26 July 2007

Bourgeois vs bourgeois

Why is the bourgeoisie so hated? And, more curiously, why is it hated particularly by people who are members of it themselves? It's one of the central riddles of capitalist societies, though not one I have seen anyone grapple with. I tried to give a very tentative answer in the Mediocracy book, but even so had to resort to fable to do it. It really is a flaming mystery.

In today's Independent, Joan Smith gives a good illustration of bourgeois anti-bourgeois ranting. She presents a model of "Middle England" which is at least as insulting and remote from reality as anything that would be labelled as racist were it talking about other races.
If anything is loathed by the property-owning middle classes, who are almost Methodist in their approach to other people's enjoyment, it is recreational drugs and gambling. Another of their pet hates is immigrants who come here and break our laws, so the news that foreign rapists are to be shown the door — the home-grown sort is, of course, a different matter, given the terrible tendency of British women to make things up — is calculated to make them tremble with pleasure. ...
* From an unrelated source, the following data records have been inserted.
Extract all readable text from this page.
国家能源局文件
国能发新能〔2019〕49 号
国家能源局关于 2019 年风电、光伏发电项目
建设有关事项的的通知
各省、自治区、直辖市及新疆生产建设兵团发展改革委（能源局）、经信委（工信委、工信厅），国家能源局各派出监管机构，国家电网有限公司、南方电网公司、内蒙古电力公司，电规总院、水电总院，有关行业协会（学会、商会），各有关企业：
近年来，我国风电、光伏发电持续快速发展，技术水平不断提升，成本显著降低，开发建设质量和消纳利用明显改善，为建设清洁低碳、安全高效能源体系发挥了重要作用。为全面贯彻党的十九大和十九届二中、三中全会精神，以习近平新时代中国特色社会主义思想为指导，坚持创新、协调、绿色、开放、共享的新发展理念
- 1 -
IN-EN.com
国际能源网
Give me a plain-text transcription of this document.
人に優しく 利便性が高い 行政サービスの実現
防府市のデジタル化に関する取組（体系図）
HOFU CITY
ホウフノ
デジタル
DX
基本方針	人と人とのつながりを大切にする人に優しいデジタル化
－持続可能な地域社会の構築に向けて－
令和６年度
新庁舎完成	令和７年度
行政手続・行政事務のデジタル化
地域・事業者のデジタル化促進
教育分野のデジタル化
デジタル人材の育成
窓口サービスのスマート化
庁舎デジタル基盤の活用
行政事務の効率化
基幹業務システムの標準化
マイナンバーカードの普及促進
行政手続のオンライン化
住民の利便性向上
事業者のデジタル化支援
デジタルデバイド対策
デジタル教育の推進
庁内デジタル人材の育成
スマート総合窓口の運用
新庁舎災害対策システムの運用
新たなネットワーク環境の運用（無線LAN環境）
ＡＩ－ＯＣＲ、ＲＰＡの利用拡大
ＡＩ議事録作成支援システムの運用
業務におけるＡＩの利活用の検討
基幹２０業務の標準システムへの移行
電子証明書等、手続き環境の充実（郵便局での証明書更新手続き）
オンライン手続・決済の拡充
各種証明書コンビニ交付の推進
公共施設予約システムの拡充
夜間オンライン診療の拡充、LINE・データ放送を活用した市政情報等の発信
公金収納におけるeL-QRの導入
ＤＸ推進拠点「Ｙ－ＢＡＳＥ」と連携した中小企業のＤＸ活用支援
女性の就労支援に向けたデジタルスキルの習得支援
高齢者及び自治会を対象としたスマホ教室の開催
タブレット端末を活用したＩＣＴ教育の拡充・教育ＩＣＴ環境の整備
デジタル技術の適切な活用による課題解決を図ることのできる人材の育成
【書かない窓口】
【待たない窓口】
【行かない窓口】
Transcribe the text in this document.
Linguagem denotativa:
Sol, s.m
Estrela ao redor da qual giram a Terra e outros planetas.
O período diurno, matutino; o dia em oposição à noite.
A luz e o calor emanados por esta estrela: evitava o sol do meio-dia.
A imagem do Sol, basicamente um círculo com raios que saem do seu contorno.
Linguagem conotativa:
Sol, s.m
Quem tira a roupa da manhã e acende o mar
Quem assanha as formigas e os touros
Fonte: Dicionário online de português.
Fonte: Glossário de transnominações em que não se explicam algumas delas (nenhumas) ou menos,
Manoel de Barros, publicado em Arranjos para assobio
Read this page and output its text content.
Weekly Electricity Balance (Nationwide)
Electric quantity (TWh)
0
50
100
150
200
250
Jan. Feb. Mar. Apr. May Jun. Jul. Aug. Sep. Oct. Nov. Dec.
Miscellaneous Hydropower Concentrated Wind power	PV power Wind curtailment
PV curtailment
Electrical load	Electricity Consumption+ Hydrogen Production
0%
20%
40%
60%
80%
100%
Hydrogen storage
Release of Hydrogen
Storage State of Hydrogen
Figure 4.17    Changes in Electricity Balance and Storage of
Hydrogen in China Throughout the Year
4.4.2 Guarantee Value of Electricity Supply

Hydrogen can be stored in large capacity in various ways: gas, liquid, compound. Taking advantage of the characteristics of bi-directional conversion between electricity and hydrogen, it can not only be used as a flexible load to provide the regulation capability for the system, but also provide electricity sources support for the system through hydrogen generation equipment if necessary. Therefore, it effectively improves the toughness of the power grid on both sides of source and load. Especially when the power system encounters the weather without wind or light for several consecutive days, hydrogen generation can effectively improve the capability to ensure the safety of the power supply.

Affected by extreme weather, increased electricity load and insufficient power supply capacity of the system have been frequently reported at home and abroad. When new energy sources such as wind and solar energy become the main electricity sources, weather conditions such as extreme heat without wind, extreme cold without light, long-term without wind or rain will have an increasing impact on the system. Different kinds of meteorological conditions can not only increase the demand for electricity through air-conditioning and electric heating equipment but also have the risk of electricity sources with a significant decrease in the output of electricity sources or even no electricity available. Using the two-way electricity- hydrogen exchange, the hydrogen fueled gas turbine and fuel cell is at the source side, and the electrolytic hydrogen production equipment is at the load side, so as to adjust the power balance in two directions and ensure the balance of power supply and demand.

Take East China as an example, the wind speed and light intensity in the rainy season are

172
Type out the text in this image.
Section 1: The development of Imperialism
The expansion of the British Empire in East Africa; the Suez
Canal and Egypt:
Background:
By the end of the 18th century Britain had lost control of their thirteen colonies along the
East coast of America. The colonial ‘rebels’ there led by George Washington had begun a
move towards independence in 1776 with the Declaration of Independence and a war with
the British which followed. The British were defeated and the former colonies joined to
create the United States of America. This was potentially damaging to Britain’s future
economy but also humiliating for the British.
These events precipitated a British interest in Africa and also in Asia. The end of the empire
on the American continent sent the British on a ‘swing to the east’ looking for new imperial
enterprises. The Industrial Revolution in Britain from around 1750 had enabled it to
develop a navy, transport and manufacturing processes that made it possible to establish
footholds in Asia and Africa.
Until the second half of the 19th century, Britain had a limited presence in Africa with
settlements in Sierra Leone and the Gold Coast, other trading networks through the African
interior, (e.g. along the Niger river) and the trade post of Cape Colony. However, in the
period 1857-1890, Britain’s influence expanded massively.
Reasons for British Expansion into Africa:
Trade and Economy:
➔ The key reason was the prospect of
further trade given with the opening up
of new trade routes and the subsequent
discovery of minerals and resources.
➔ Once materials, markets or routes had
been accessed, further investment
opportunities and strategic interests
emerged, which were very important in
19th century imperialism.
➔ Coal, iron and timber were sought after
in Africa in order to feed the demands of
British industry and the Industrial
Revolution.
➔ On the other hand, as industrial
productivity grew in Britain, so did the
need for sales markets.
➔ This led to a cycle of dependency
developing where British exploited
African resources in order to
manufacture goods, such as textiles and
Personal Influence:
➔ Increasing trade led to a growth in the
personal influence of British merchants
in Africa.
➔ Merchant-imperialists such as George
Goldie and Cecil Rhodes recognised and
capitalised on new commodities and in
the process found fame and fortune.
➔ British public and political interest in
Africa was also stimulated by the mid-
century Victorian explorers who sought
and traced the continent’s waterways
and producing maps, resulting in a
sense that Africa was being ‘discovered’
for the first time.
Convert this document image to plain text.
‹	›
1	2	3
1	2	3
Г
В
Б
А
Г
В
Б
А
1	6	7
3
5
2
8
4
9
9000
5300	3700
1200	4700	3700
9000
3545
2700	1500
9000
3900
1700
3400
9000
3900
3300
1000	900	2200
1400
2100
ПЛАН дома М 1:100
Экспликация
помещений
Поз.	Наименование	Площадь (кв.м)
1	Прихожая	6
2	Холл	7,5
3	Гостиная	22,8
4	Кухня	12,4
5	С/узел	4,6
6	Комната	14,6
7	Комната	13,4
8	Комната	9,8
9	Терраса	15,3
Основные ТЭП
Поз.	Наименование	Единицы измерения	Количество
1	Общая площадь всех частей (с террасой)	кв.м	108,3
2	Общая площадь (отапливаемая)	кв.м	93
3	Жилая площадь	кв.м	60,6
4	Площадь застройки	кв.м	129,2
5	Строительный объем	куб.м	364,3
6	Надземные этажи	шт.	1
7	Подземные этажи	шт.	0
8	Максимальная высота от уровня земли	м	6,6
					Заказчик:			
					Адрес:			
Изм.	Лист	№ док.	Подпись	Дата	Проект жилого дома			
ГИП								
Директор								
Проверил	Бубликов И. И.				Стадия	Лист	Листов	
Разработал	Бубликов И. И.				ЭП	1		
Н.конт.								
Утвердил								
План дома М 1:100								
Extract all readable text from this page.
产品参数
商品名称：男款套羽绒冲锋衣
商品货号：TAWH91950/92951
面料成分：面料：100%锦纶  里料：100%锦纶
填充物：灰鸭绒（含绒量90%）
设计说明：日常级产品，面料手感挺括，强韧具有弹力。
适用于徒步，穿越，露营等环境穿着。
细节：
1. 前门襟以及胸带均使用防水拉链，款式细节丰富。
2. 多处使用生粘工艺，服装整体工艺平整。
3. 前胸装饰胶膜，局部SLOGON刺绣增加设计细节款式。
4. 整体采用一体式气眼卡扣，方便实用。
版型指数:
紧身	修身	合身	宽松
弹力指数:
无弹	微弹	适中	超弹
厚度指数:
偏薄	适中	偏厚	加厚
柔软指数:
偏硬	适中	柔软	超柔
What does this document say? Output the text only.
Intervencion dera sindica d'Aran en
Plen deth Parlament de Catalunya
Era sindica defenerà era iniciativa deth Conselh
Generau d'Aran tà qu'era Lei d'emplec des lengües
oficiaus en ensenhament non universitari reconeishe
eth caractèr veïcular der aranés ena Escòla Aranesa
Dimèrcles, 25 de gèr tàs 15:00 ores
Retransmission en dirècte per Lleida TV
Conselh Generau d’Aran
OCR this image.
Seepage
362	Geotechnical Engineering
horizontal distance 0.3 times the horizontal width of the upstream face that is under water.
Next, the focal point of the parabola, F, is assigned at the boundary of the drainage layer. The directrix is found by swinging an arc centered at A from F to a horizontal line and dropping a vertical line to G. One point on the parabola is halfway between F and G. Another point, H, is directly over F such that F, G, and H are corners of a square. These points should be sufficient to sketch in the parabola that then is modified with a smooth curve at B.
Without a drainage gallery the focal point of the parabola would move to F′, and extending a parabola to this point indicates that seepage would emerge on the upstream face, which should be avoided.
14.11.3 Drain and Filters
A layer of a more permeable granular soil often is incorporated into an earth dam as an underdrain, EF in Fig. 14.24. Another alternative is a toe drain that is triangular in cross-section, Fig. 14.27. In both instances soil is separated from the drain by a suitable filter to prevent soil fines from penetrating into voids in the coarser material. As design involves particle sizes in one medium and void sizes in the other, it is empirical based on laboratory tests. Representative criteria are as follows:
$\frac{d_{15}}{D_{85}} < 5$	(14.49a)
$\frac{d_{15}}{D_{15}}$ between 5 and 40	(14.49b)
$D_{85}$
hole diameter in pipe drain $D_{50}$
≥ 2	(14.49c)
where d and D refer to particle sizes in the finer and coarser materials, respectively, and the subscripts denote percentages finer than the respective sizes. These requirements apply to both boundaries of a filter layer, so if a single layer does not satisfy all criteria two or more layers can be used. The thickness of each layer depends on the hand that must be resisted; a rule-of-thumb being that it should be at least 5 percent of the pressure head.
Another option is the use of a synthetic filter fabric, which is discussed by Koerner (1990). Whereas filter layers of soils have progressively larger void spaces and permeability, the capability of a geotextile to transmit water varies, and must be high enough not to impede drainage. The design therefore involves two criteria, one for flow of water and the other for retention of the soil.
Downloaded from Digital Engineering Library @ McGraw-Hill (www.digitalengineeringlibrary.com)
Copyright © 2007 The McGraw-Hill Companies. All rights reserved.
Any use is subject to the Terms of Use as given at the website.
Prepped by the right-wing press, Middle England is quite prepared to believe seven impossible things before breakfast about those dark forces usually referred to as "Brussels" or "Europe".
It's a bit like Ms Toynbee's claim that the press is "right-wing": define your terms perversely enough and whatever prejudice you want to believe can be supported. But the version of "Middle England" portrayed here isn't one I recognise.